Malam itu (16/01/25), di bawah sinar bulan yang memancarkan cahayanya, acara Bangbang Wetan kembali digelar dengan tema “Nur Gesang”, yang secara harfiah berarti cahaya kehidupan. Sinarnya kadang tertutup awan hitam yang berlalu-lalang, namun suasana tetap syahdu. Alhamdulillah, acara yang bertempat di halaman Taman Budaya Cak Durasim tersebut berjalan dengan lancar.
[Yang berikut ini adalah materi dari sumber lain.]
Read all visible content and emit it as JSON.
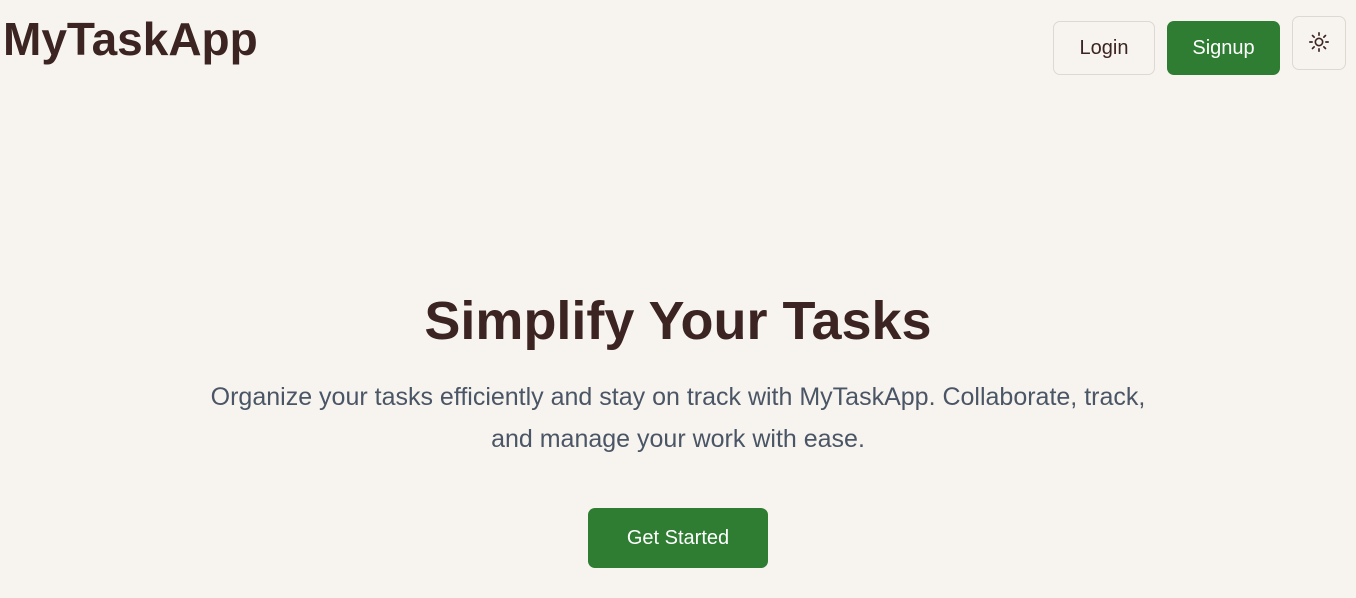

Untuk menambah wawasan, di sela-sela acara kami berkesempatan mewawancarai seorang jamaah bernama Mas Bambang, yang berdomisili di Surabaya. Beliau telah mengikuti kegiatan maiyahan sejak tahun 1993.
Di tengah obrolan, saya melontarkan sebuah pertanyaan kepada Mas Bambang, “Apakah ada kaitannya tema yang dibahas dengan keseharian Anda?”
Mas Bambang, yang memiliki latar belakang sebagai pelukis, mengawali jawabannya dengan mengutip perkataan Mbah Nun tentang Surat An-Nur ayat 35: Allah adalah cahaya langit dan bumi. Beliau menjelaskan, “Saat saya melukis, sumber ‘cahaya’ itu ya dari Allah. Saya hanya menjadi pantulan dari cahaya-Nya. Artinya, kita sebagai manusia tidak boleh terlalu geer (berbesar hati) atas kemampuan yang kita miliki. Bukan berarti kita meniadakan ikhtiar manusia, tetapi kita harus sadar bahwa semua itu adalah anugerah, atau cahaya dari Allah.”
Mas Bambang juga menambahkan, “Mbah Nun sering mengingatkan kita untuk selalu menempatkan Allah sebagai subjek utama dalam kehidupan.”
Pada sesi diskusi jamaah, Lek Ham mengajak para peserta untuk terlebih dahulu mengenali apa itu cahaya, agar tidak terjebak pada kilauan yang semu. Beliau kemudian mengajukan sejumlah pertanyaan reflektif: Apa warna cahaya itu? Di mana tempatnya? Apa wujudnya? Dan apa yang menghalangi cahaya itu? Lek Ham juga menjelaskan bahwa dalam Al-Qur’an, ada beberapa istilah untuk cahaya, yaitu dau’, nur, dan siraj.
Saya pun kembali bertanya kepada Mas Bambang, “Dari sudut pandang Anda, apa jawaban dari pertanyaan-pertanyaan yang dilontarkan Lek Ham?”
Mas Bambang lalu memberikan contoh, “Di desa saya, ada program karang taruna. Saya menghimbau anak-anak karang taruna untuk mencari tahu apa yang dibutuhkan masyarakat, agar program-program yang mereka buat bisa memberikan manfaat. Menurut saya, itulah bentuk cahaya.” Beliau juga menambahkan, “Yang sering menghalangi cahaya itu adalah manusia itu sendiri, karena ego dan keserakahannya.”
Di akhir percakapan, Mas Bambang menyampaikan harapannya agar Bangbang Wetan bisa lebih dekat dengan masyarakat dan semakin bermanfaat bagi kehidupan yang nyata. “Semoga Bangbang Wetan tetap menjadi wadah di tengah masyarakat dan istiqamah dalam menyebarkan cahaya-Nya,” tutupnya.
“Aamiin Yaa Robbal Aalamiin”, timpal saya. Saya pun pamit undur diri ke Mas Bambang dan beterimakasih sudah mau diajak bersharing-ria, ngobrol santai.